When Edward Crankshaw's Maria Theresa was published in 1969, it was the first full length study of Maria Theresa to be written in English for sixty years.
Called to the throne in 1740, at the age of twenty-three, Maria Theresa was wholly unprepared for the events that were to confront her, and trusting in the honour of her fellow monarchs, the young queen found herself with a virtually nonexistent army at the head of a bankrupt and disaffected empire - an empire shortly to be set upon by half Europe intent on shattering the Habsburg power for ever. Married to an amiable but ineffectual husband whom she adored, surrounded by shortsighted advisers senile to the point of decrepitude, her only weapons were her charm, her unbreakable will, and her almost reckless courage. With these, and by her own immense exertions, she first held her powerful enemies at bay; then, choosing new advisers with astonishing skill, and discovering in herself a fund of commonsense amounting almost to genius, she instituted wide-reaching reforms which were to unify the Empire's bewildering mixture of lands and peoples, and bring it to the threshold of the revolutionary age. With all this she remained a wife and a mother - most touchingly so in her vast correspondence with her many children.

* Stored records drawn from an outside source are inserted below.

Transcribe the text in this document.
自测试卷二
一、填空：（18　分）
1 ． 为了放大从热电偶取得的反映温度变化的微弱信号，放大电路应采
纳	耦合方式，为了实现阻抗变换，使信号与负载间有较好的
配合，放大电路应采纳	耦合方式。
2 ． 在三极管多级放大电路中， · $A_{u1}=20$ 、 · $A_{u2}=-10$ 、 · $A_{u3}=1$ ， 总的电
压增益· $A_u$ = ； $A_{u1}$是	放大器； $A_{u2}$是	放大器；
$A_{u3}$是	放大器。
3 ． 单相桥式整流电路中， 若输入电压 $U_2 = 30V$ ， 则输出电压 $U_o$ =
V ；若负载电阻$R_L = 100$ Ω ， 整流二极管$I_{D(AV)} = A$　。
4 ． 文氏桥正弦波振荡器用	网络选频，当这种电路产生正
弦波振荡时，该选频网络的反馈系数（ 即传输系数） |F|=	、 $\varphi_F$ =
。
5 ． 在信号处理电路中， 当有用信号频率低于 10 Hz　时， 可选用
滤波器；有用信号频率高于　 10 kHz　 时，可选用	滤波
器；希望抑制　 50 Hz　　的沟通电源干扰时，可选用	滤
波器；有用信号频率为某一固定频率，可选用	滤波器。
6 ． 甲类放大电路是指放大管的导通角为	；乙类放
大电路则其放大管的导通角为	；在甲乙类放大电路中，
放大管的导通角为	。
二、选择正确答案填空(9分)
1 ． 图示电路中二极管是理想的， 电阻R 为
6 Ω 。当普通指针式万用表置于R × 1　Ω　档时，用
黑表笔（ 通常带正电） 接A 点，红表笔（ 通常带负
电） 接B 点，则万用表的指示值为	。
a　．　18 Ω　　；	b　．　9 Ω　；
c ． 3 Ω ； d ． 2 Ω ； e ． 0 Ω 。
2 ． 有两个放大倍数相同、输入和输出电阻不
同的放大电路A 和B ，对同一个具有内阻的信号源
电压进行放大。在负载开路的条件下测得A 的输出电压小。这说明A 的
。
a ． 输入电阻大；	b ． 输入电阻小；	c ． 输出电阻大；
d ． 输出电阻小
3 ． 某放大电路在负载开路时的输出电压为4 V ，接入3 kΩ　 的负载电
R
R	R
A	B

Edward Crankshaw (1909 - 1984) was a British writer, translator and commentator on Soviet affairs. Born in London, Crankshaw was educated in the Nonconformist public school, Bishop's Stortford College in Hertfordshire. He started working as a journalist for a few months at The Times. In the 1930s he lived in Vienna, Austria, teaching English and learning German (his competent grasp of German caused him to become part of the British Intelligence service during World War II). On his return he went back to write for The Times and began to write reviews-mostly musical-for The Spectator, The Bookman, and other periodicals. Crankshaw wrote around 40 books on Austrian and Russian subjects and after the war began his research in much more depth. Crankshaw's book on Nazi terror, Gestapo (1956), was widely read and in 1963 he began to produce the ambitious literary works, often on historical or monumental moments in Russian Political history.